All school servers will have two or three Marvell wireless mesh networking interfaces. These interfaces will be external to the server, connected (and powered) through three-meter USB cables. The interfaces are used to connect the server to the XO laptop wireless mesh network.

Software

Like the XO laptop, the software on the school server will be based on the Fedora distribution of Linux. Services and interpreters available for use by applications include SQL, Java, Python, and Perl. The web server will be Apache 2, and collaborative tools will include several wikis and Moodle.

Virtual servers (see the BitFrost security specification) will allow software applications developed at the local or regional level to execute on the school server without compromising either the security or reliability of the server.

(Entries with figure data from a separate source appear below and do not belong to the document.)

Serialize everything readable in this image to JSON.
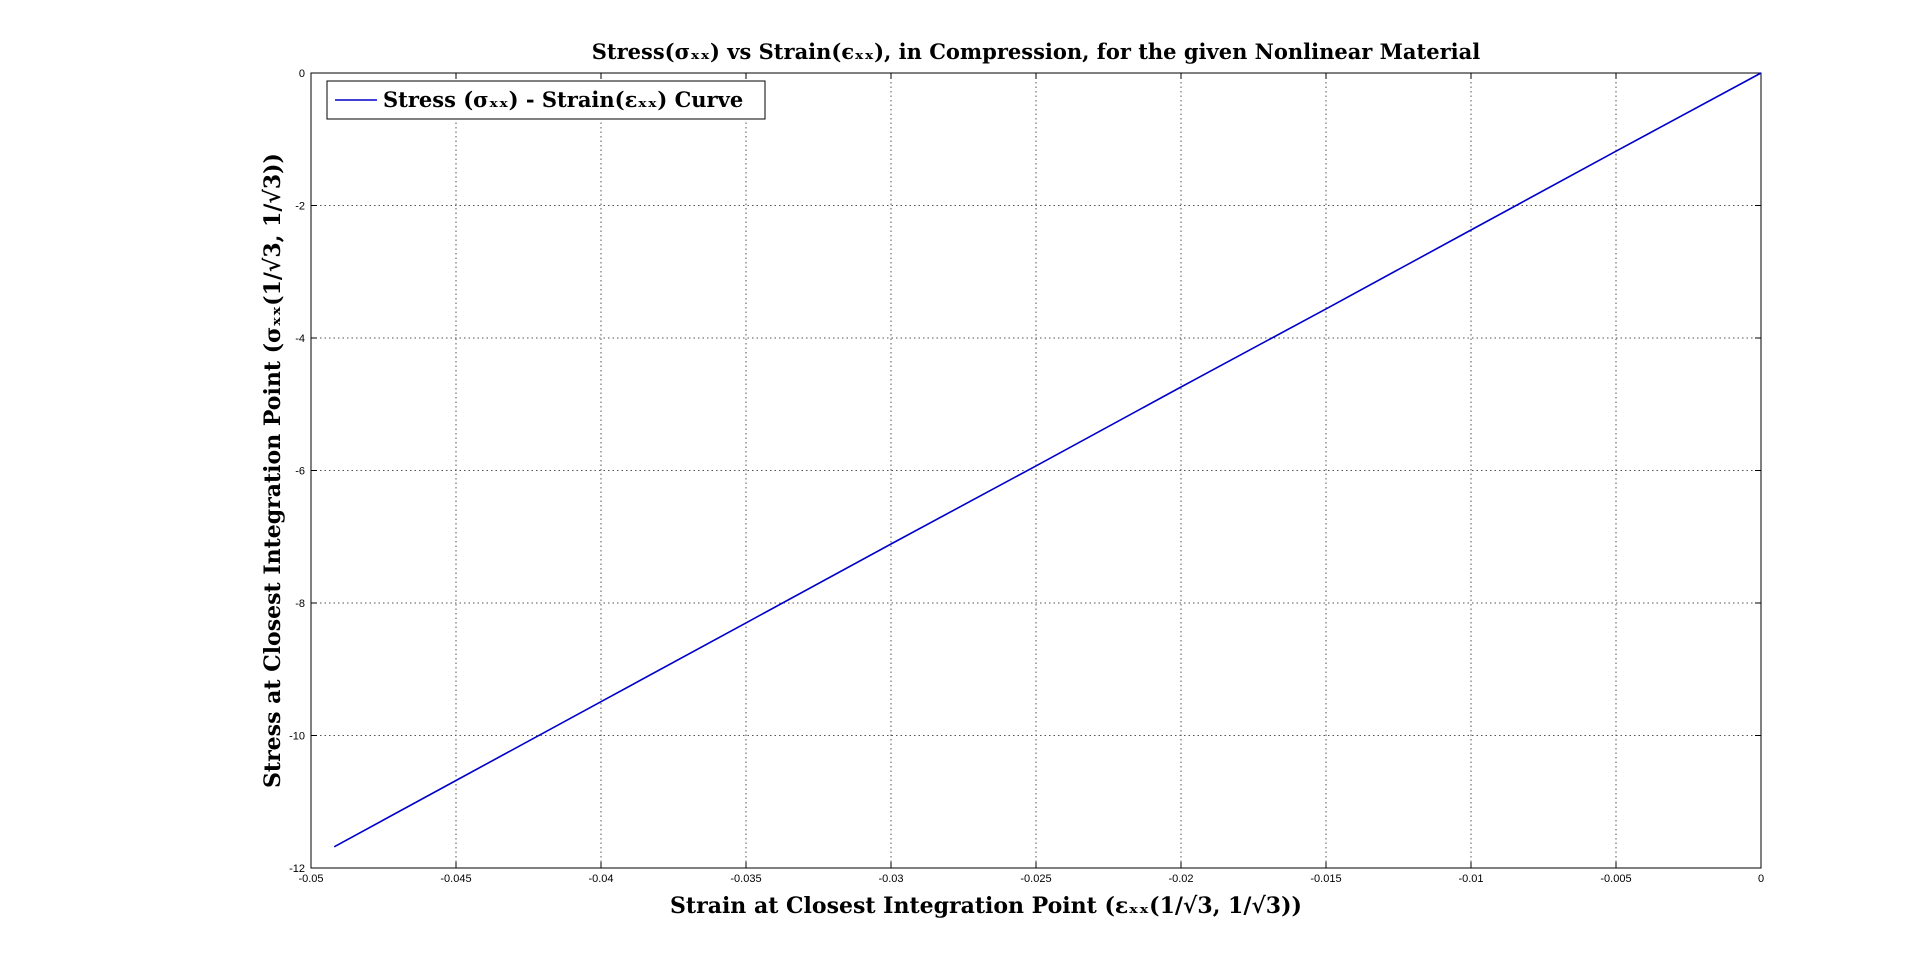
{
  "chart_data": {
    "type": "line",
    "title": "Stress(σₓₓ) vs Strain(ϵₓₓ), in Compression, for the given Nonlinear Material",
    "xlabel": "Strain at Closest Integration Point (εₓₓ(1/√3, 1/√3))",
    "ylabel": "Stress at Closest Integration Point (σₓₓ(1/√3, 1/√3))",
    "xlim": [
      -0.05,
      0
    ],
    "ylim": [
      -12,
      0
    ],
    "xticks": [
      -0.05,
      -0.045,
      -0.04,
      -0.035,
      -0.03,
      -0.025,
      -0.02,
      -0.015,
      -0.01,
      -0.005,
      0
    ],
    "xtick_labels": [
      "-0.05",
      "-0.045",
      "-0.04",
      "-0.035",
      "-0.03",
      "-0.025",
      "-0.02",
      "-0.015",
      "-0.01",
      "-0.005",
      "0"
    ],
    "yticks": [
      -12,
      -10,
      -8,
      -6,
      -4,
      -2,
      0
    ],
    "ytick_labels": [
      "-12",
      "-10",
      "-8",
      "-6",
      "-4",
      "-2",
      "0"
    ],
    "grid": true,
    "legend_position": "top-left",
    "series": [
      {
        "name": "Stress (σₓₓ) - Strain(εₓₓ) Curve",
        "color": "#0000cc",
        "x": [
          -0.0492,
          -0.045,
          -0.04,
          -0.035,
          -0.03,
          -0.025,
          -0.02,
          -0.015,
          -0.01,
          -0.005,
          0
        ],
        "y": [
          -11.68,
          -10.68,
          -9.49,
          -8.3,
          -7.11,
          -5.93,
          -4.74,
          -3.56,
          -2.37,
          -1.18,
          0
        ]
      }
    ]
  }
}
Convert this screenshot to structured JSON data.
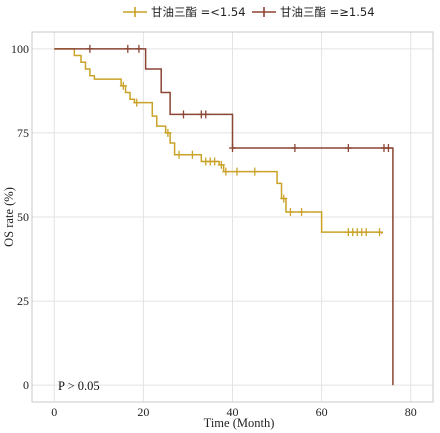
{
  "chart_data": {
    "type": "line",
    "xlabel": "Time (Month)",
    "ylabel": "OS rate (%)",
    "xlim": [
      -5,
      85
    ],
    "ylim": [
      -5,
      105
    ],
    "xticks": [
      0,
      20,
      40,
      60,
      80
    ],
    "yticks": [
      0,
      25,
      50,
      75,
      100
    ],
    "grid": true,
    "legend_position": "top",
    "annotation": "P > 0.05",
    "series": [
      {
        "name": "甘油三酯 =<1.54",
        "color": "#C9A227",
        "steps": [
          [
            0,
            100
          ],
          [
            4.5,
            100
          ],
          [
            4.5,
            98
          ],
          [
            6,
            98
          ],
          [
            6,
            96
          ],
          [
            7,
            96
          ],
          [
            7,
            94
          ],
          [
            8,
            94
          ],
          [
            8,
            92
          ],
          [
            9,
            92
          ],
          [
            9,
            91
          ],
          [
            15,
            91
          ],
          [
            15,
            89
          ],
          [
            16,
            89
          ],
          [
            16,
            87
          ],
          [
            17,
            87
          ],
          [
            17,
            85
          ],
          [
            18,
            85
          ],
          [
            18,
            84
          ],
          [
            22,
            84
          ],
          [
            22,
            80
          ],
          [
            23,
            80
          ],
          [
            23,
            77
          ],
          [
            25,
            77
          ],
          [
            25,
            75
          ],
          [
            26,
            75
          ],
          [
            26,
            72
          ],
          [
            27,
            72
          ],
          [
            27,
            68.5
          ],
          [
            33,
            68.5
          ],
          [
            33,
            66.5
          ],
          [
            37,
            66.5
          ],
          [
            37,
            65.5
          ],
          [
            38,
            65.5
          ],
          [
            38,
            63.5
          ],
          [
            50,
            63.5
          ],
          [
            50,
            60
          ],
          [
            51,
            60
          ],
          [
            51,
            55.5
          ],
          [
            52,
            55.5
          ],
          [
            52,
            51.5
          ],
          [
            56,
            51.5
          ],
          [
            56,
            51.5
          ],
          [
            60,
            51.5
          ],
          [
            60,
            45.5
          ],
          [
            73.5,
            45.5
          ],
          [
            73.5,
            45
          ]
        ],
        "censor_x": [
          15.5,
          18.5,
          25.5,
          28,
          31,
          34,
          35,
          36,
          37.5,
          38.5,
          41,
          45,
          51.5,
          53,
          55.5,
          66,
          67,
          68,
          69,
          70,
          73
        ]
      },
      {
        "name": "甘油三酯 =≥1.54",
        "color": "#8B4533",
        "steps": [
          [
            0,
            100
          ],
          [
            20.5,
            100
          ],
          [
            20.5,
            94
          ],
          [
            24,
            94
          ],
          [
            24,
            87
          ],
          [
            26,
            87
          ],
          [
            26,
            80.5
          ],
          [
            40,
            80.5
          ],
          [
            40,
            70.5
          ],
          [
            76,
            70.5
          ],
          [
            76,
            0
          ]
        ],
        "censor_x": [
          8,
          16.5,
          19,
          29,
          33,
          34,
          40,
          54,
          66,
          74,
          75
        ]
      }
    ]
  }
}
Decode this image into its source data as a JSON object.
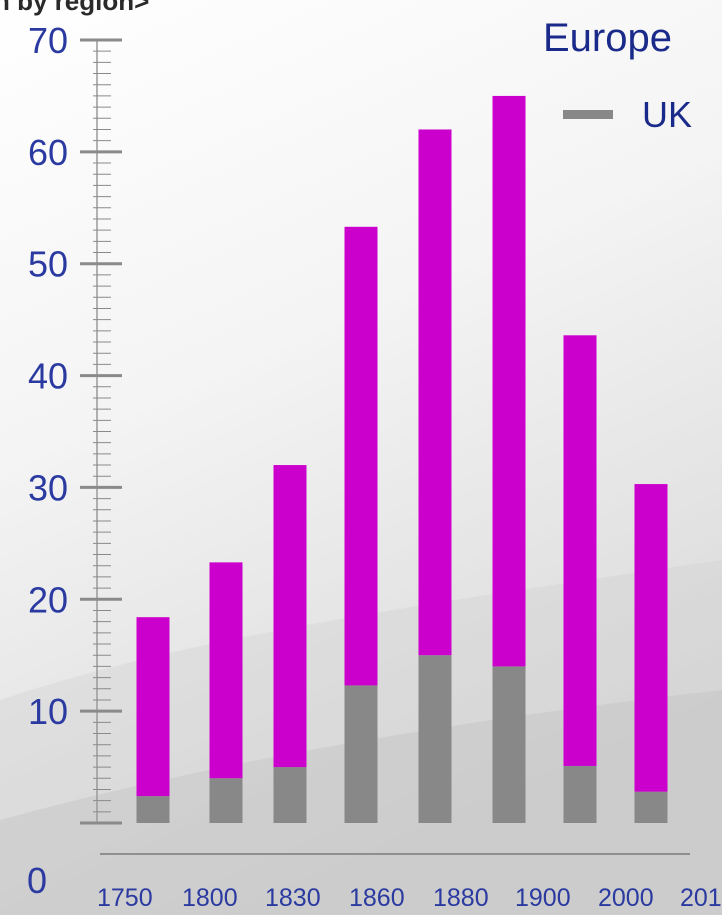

Virtual servers constrain applications in the amount of resources (processor, memory, disk, and network) that they may consume.

Trial1 Server Differences

In order to support trials of the XO laptop software while the software is still very much under development, a limited functionality release of both XO laptop and server software is being made. This software, while operational, is missing some key functionality (such as the Journal), has some "unexpected features", and may be difficult to configure.

Backup: Each student has an account on the school server, and his or her laptop will be automatically set up to push data to the server via rsync and ssh. A child's home directory is also backed up to the school server periodically. This backup, also using the function rsync, ensures that only newly-created files are transferred to the server. OLPC also plans to provide a file manager on the server for deletion, renaming, and copying.

Documents in the student's home directory on the XO will be deleted after a couple of weeks, or sooner if XO's flash memory space runs low. Students will always have access to their archived documents, however. Using the browser application on their laptops, students can easily download or restore from the school server any older or deleted documents for re-editing or inclusion in another document.

Each laptop is bound to a school server, which provides it with backup and library publishing services. Binding is established and maintained via DNS. Each laptop is initialized with an unqualified name for the server it is bound to. DNS then provides the discovery mechanism that allows remapping of the laptops onto existing school servers.

Granularity of naming: A unique server name and unique laptop name per student is entered into DNS.